Ringing filled his ears as the man slowly began to focus his eyes. He was upside down. His seatbelt choked his body as it held his weight against gravity. He could hear his heart pounding in his ears, thunderous. He felt as if his head was going to explode.  He looked to his left, towards the drivers seat. Expecting to see his son’s unconscious body, the man stared in horror at what lay before him. Shards of broken glass and road debris adorned the ripped Jeep seats, but there was no son. Addrenaline exploded through his viens. He began to scream, “DAVID!!!!”. The man reached across his chest to unbuckle himself. As he pinched the button the seatbelt receded and he toppled, rolling out the shattered passenger window. Broken glass scraped his forearms as he squeezed himself outside, ducking his head through the window. He managed to drag his legs out of the wreckage and support his weight on the highway divider. His legs were badly injured, blood was seeping through his jeans on his left leg, he couldn’t put any his weight on his right ankle. The man began to call out. “DAVID! DAVID CAN YOU HEAR ME?!” Pain swept across his body as he felt himself going into shock. His heart began to pump faster and faster. He had lost his son, his baby boy. He couldn’t lose him, he wouldn’t. He grabbed onto the wooden highway railing and began to hoist his weight up, hoping to get a better look down the roadway. There on the roadway, bits of debris and rubble led his eyes to a dark heap. It wasn’t moving. His heart sank. Horror overcame him. The rest was a blur. The next thing he knew, he was on his knee’s, holding onto his son’s limp body. The son’s eyes were shut, the youth stripped from his lifeless body. He could only remember the sounds of the sirens as they approached as he clutched his son.

He had always prided himself on his ability to fix things, he was a problem solver by nature. But he could never fix her. Things were never the same. She hated him. There was no other way to explain it. She had blamed him from the moment it happened. She insisted that he could’ve done something, anything. She gave up on him. Therapy, counseling, and rehab would never bring back the wife he had swore under oath to protect twenty-six years previous. Drugs were her escape from the world, the painful world that was. Losing a son meant losing everything. She got addicted to the darkness around her, she had told him how it always comforted her like he never could. The drugs were the easiest getaway. The doctors insisted it wasn’t his fault. It was never his fault. It was only three days after he had picked her up from the latest rehab clinic when he had walked into the kitchen to see his wife’s limp body swaying in the kitchen. The noose had snapped her neck, separating three disks between the skull and spine. Doctors later confirmed via autopsy that she had died a painless death. They knew nothing of painlessness. He could only blame himself.

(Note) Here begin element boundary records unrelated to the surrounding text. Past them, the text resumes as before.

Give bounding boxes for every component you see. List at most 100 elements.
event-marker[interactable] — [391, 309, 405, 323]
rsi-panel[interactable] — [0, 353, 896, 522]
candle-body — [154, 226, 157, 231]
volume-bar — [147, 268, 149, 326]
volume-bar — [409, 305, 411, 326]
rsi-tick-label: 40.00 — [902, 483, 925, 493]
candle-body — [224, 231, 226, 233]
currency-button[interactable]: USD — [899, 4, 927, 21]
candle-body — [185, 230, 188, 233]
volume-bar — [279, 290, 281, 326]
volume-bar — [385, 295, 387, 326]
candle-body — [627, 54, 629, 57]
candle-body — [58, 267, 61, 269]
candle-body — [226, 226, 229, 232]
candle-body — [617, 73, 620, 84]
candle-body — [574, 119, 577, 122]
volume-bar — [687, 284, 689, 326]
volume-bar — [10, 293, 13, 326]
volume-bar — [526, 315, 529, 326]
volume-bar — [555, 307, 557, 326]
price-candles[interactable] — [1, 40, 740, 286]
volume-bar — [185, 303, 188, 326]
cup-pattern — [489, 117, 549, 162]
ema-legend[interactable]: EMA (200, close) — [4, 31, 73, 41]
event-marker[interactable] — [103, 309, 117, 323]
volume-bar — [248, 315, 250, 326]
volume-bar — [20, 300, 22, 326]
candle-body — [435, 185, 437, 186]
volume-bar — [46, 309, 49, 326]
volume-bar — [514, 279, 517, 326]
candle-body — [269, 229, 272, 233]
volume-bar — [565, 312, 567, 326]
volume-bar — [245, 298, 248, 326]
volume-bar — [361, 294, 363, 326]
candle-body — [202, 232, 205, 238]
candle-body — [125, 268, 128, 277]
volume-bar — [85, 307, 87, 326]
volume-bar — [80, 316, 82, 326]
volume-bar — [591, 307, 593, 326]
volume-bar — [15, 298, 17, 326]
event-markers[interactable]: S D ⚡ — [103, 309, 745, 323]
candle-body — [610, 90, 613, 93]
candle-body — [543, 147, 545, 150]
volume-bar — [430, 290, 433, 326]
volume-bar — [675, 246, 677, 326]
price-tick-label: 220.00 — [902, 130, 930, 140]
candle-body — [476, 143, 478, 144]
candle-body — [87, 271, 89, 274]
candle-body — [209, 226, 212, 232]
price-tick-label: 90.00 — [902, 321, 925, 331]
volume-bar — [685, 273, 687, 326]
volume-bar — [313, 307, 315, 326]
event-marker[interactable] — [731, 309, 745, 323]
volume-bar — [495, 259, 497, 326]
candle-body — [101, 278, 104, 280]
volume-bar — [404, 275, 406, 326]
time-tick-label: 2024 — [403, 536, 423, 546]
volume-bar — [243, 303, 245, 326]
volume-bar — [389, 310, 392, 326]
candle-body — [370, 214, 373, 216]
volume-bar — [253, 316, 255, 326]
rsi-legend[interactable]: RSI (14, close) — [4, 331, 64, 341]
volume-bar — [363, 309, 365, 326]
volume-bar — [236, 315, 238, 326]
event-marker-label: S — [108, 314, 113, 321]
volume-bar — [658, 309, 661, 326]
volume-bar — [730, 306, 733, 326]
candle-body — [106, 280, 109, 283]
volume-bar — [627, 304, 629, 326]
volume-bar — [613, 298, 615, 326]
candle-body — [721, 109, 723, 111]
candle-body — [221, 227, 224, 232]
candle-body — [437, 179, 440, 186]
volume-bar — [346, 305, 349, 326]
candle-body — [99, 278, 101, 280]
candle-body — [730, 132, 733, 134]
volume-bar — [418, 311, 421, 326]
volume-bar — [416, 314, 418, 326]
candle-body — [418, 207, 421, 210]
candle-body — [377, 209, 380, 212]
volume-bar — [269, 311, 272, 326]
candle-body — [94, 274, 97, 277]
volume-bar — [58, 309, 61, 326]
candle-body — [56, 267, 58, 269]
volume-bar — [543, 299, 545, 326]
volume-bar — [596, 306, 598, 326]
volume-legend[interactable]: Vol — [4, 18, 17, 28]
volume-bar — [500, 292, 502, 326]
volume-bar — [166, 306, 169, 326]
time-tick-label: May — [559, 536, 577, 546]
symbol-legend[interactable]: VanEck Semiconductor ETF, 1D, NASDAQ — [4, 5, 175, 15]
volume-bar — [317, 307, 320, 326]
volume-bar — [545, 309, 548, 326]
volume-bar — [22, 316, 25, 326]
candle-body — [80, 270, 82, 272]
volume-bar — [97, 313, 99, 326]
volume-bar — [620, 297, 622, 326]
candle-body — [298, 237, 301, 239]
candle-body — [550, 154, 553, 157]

Tears streamed down the deep wrinkles across the old man’s face. His chest slowly rose up and down, as the high pitched winds drowned the sound of his sobbing. He had never forgiven himself. The man began to slowly rise, as he hoisted himself onto the concrete windowsill. The man looked at the spot where the seagull had become submerged.  The waves had taken their toll. All that was left was the infinite white foam and dark ocean water. Life was so hopeless. Nature simply has it’s way with things, and there is nothing anyone could do. The lighthouse was his refuge, his escape from a life where everything was his fault. The loss of his wife and son left him without a family for over fifty years. Nothing had ever gone his way, nothing that mattered. The man continued to stare at the water. But then, there was movement, he could see something. It all happened so fast.

The seagull rose from beneath the ocean depth, slowly surfacing out of the water. The man gazed in astonishment as the seagull began to flap its wings, as it completed the transition from water to air. It began to fly. Tears of joy began to trace new lines down the old man’s face. It all became clear. It was never his fault, he had done everything humanly possible to help his family, and nothing more could be done. That was it. It had taken him his entire life to forgive himself for something that wasn’t his fault. Finally, he was at peace.